Figure 6. Filling the EcoPOD composting vessels with feedstock materials

3) Monitoring the composting process

Composting takes 8-16 weeks depending on the quality of the feedstocks. During this time, routine measurements of temperature, pH and moisture content are made to see how well the mixtures of feedstock materials are performing. We also sample the compost to study the dynamics of carbon, nitrogen and phosphorus, and to follow that fate of any organic or heavy metal pollutants that may have been present in the feedstock materials. Routine microbiological analyses include checking for coliforms and salmonella that should be destroyed during the thermophillic phase of composting.

Figure 7. Inserting a Tinytag temperature probe with radio transmitter.

4) Opening the composting vessels

“Behold this compost! Behold it well…! It grows such sweet things out of such corruptions….”
Walt Whitman

When composting is complete, the EcoPODs are opened (Figure 8) and the compost is again mixed using the cattle feed mixer wagon before being left to to mature in the open for one month.
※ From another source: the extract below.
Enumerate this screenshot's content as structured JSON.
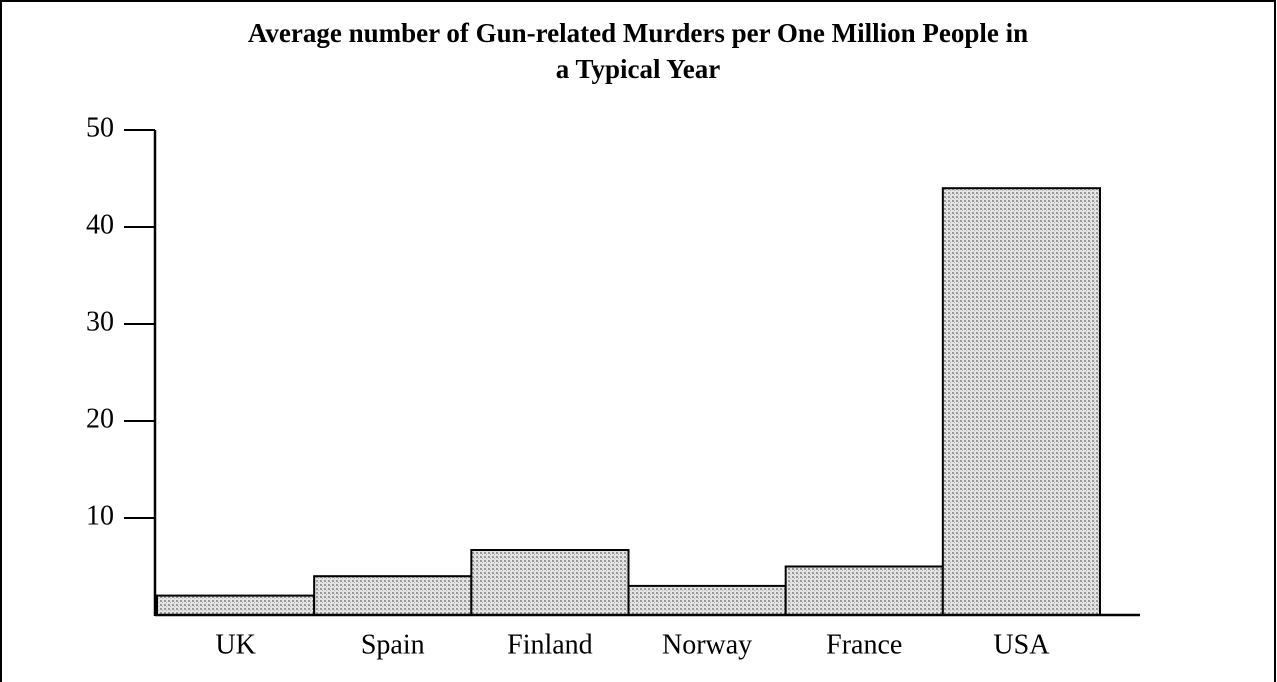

The mass of the feedstock materials will have decreased by between 30 and 50 % during composting as microorganisms convert the organic carbon to carbon dioxide, which is lost to the atmosphere.

Figure 8. Opening the EcoPODs, the plastic will be baled and recycled.

The finished product!

The finished compost is applied to the trial sites giving a depth of between 5 and 10 cm depending on requirements of the habitat being restored. The compost is allowed to settle for several weeks before the site is planted or seeded with native species, the growth of which will be monitored for at least 2 years.


1) United Nations, Framework Convention on Climate Change (1996). Subsidiary Body for Scientific and Technological Advice, National Communications. Geneva, Switzerland.